Joseph V. Montville is director of the Abrahamic Family Reunion, the Esalen Institute project to promote Muslim-Christian-Jewish reconciliation. He is also Senior Adviser on Interfaith Relations at Washington National Cathedral, and has appointments at American and George Mason Universities. Montville founded the preventive diplomacy program at the Center for Strategic and International Studies in 1994 and directed it until 2003. Before that he spent 23 years as a diplomat with posts in the Middle East and North Africa.

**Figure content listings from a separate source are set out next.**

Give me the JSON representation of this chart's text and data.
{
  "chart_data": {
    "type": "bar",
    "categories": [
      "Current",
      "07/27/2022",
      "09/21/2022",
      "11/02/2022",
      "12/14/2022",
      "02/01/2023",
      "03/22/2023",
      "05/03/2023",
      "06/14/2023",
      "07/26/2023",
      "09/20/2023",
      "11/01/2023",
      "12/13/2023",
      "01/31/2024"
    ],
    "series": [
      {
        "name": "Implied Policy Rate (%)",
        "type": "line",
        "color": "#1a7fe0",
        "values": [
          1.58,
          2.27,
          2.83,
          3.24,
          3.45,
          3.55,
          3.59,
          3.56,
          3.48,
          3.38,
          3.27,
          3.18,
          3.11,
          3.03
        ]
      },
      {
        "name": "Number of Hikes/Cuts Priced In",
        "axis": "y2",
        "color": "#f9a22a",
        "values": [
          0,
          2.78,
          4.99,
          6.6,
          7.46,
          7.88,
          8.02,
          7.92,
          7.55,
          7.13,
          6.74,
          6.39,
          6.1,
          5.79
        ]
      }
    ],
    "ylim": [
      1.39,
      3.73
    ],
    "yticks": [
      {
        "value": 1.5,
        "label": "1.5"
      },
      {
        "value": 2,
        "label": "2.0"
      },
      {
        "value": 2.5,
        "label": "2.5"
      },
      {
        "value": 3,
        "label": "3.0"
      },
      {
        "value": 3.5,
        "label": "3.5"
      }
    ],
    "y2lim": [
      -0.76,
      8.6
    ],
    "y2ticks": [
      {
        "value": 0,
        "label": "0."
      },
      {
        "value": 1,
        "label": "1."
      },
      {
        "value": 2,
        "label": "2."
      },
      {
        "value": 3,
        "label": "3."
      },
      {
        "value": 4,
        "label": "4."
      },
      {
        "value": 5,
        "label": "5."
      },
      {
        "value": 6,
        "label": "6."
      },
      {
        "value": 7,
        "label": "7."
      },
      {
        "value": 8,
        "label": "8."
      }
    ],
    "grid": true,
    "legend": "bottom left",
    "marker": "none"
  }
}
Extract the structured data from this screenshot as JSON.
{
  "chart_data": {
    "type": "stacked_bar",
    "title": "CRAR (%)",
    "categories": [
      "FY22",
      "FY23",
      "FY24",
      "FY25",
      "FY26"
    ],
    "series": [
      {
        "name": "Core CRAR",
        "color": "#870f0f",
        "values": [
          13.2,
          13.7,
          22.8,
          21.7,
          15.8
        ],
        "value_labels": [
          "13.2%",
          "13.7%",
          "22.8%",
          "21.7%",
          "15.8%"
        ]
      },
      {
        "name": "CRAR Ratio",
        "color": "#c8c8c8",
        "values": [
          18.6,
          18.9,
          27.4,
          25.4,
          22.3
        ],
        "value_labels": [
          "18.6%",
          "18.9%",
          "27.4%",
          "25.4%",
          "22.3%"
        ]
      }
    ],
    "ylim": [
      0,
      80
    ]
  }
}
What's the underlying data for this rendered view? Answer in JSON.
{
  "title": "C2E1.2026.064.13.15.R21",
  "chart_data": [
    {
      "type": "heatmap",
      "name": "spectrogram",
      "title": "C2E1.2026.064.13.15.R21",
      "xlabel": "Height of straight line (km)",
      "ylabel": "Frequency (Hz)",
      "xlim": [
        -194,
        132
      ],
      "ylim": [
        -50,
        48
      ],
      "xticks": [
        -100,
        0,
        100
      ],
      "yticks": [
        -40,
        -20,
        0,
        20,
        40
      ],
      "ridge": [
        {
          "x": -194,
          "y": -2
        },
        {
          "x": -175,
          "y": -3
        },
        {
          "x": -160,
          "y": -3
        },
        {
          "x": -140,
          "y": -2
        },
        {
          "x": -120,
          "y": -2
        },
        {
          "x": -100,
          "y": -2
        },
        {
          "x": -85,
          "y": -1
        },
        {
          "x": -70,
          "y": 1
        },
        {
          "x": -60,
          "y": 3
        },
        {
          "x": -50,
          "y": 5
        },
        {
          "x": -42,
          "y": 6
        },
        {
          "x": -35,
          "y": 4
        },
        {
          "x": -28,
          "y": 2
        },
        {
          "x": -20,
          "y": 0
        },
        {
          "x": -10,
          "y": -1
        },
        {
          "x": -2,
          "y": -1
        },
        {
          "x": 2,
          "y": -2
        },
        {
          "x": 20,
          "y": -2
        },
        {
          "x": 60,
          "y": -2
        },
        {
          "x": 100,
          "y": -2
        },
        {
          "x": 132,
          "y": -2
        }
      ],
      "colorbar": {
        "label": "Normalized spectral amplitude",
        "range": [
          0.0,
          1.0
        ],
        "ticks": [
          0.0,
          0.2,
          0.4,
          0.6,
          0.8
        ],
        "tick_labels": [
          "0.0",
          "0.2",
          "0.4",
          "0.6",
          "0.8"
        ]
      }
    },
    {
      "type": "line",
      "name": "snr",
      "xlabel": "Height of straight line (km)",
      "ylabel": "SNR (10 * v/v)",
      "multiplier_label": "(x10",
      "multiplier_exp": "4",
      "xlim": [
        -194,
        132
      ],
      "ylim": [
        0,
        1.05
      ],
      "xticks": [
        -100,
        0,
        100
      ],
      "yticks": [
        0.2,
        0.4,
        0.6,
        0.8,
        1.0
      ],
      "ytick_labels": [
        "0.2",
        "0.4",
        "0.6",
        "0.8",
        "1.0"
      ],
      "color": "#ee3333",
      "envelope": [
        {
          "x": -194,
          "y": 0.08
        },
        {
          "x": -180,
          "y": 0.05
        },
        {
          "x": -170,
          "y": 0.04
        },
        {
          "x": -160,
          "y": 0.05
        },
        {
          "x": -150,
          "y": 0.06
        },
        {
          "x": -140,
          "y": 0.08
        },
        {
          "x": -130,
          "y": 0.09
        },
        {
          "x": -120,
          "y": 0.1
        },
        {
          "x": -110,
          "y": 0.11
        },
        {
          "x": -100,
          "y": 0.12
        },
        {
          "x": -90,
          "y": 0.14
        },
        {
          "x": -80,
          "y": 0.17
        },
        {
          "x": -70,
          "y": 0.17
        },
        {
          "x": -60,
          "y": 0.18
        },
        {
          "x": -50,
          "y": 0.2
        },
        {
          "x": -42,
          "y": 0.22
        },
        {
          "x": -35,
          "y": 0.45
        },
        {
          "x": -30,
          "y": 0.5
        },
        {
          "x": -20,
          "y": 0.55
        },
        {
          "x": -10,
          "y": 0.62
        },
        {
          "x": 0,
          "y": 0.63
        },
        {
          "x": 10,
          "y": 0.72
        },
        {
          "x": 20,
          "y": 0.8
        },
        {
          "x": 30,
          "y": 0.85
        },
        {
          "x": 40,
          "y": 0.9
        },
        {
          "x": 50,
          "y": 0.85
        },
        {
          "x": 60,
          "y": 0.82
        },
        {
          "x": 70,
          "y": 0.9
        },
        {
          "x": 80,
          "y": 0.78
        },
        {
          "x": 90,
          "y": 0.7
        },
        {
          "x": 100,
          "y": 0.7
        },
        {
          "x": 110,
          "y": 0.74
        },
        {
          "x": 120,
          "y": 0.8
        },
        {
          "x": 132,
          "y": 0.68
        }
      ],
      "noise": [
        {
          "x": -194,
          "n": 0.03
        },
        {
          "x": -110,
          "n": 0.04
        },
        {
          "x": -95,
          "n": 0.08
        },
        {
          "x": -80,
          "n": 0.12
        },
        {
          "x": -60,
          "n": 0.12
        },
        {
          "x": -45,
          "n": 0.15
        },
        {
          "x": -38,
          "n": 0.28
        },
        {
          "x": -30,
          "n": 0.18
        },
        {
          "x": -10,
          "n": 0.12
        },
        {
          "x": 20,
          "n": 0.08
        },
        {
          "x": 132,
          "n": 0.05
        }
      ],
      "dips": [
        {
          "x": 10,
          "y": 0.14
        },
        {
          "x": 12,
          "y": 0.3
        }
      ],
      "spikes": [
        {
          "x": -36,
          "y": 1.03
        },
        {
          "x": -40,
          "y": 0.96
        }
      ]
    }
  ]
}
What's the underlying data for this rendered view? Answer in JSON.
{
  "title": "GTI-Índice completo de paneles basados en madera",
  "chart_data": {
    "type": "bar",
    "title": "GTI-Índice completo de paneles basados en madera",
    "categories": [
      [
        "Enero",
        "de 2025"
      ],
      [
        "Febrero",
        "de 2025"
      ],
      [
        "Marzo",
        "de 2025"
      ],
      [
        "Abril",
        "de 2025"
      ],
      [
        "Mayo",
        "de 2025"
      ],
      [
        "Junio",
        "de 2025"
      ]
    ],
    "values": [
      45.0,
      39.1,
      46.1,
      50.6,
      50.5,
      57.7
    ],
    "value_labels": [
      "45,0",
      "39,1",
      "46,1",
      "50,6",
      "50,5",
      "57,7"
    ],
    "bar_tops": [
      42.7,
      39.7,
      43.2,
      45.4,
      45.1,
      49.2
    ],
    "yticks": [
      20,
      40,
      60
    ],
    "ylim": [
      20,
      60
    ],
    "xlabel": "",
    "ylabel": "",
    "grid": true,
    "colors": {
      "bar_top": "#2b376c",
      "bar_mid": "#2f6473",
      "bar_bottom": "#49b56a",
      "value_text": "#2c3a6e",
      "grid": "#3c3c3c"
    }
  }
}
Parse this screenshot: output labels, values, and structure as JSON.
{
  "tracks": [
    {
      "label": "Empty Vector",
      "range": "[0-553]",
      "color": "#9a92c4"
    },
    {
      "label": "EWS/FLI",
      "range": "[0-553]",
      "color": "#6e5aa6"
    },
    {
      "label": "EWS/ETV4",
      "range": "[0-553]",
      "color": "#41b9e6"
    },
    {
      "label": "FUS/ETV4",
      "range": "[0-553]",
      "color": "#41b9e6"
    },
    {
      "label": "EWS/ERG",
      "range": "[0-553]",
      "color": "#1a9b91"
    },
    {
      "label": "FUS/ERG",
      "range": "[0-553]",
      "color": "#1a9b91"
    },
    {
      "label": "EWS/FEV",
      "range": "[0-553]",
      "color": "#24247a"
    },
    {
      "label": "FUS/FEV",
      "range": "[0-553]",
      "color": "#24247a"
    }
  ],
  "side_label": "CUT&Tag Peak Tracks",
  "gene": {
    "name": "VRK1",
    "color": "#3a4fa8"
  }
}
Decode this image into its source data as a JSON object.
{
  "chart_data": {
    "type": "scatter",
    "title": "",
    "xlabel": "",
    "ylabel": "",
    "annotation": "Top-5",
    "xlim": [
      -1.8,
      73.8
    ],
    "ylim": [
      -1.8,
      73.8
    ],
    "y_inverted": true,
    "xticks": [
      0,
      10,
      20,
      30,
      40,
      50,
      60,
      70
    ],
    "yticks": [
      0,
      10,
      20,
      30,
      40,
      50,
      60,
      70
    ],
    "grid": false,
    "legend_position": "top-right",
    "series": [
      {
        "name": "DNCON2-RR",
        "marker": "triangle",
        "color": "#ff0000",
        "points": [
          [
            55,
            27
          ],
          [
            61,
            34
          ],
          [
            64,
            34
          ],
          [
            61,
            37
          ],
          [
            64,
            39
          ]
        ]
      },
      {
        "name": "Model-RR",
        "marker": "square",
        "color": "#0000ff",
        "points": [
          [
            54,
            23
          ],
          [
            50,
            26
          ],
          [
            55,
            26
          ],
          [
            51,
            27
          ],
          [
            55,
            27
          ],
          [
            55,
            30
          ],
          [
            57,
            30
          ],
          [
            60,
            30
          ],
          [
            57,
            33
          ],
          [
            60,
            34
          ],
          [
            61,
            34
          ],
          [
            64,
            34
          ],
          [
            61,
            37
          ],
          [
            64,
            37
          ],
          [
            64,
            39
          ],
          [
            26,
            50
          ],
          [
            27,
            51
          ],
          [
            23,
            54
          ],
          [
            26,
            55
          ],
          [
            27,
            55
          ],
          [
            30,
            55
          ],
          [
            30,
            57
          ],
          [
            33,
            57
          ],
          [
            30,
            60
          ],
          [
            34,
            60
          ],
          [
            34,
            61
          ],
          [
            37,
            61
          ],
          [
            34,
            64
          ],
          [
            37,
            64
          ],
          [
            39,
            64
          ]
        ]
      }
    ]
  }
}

He also worked in the State Department’s Bureaus of Near Eastern and South Asian Affairs and Intelligence and Research, where he was chief of the Near East Division and director of the Office of Global Issues. Montville has held faculty appointments at the Harvard and University of Virginia Medical Schools. He defined the concept of “Track Two,” nonofficial diplomacy. Educated at Lehigh, Harvard, and Columbia Universities, Montville is the editor of Conflict and Peacemaking in Multiethnic Societies (Lexington Books, 1990) and editor (with Vamik Volkan and Demetrios Julius) of The Psychodynamics of International Relationships (Lexington Books, 1990 [vol. I], 1991 [vol. II]). In 2008, the International Society of Political Psychology gave Montville its Nevitt Sanford Award for “distinguished professional contribution to political psychology,” at its 31st annual scientific meeting in Paris.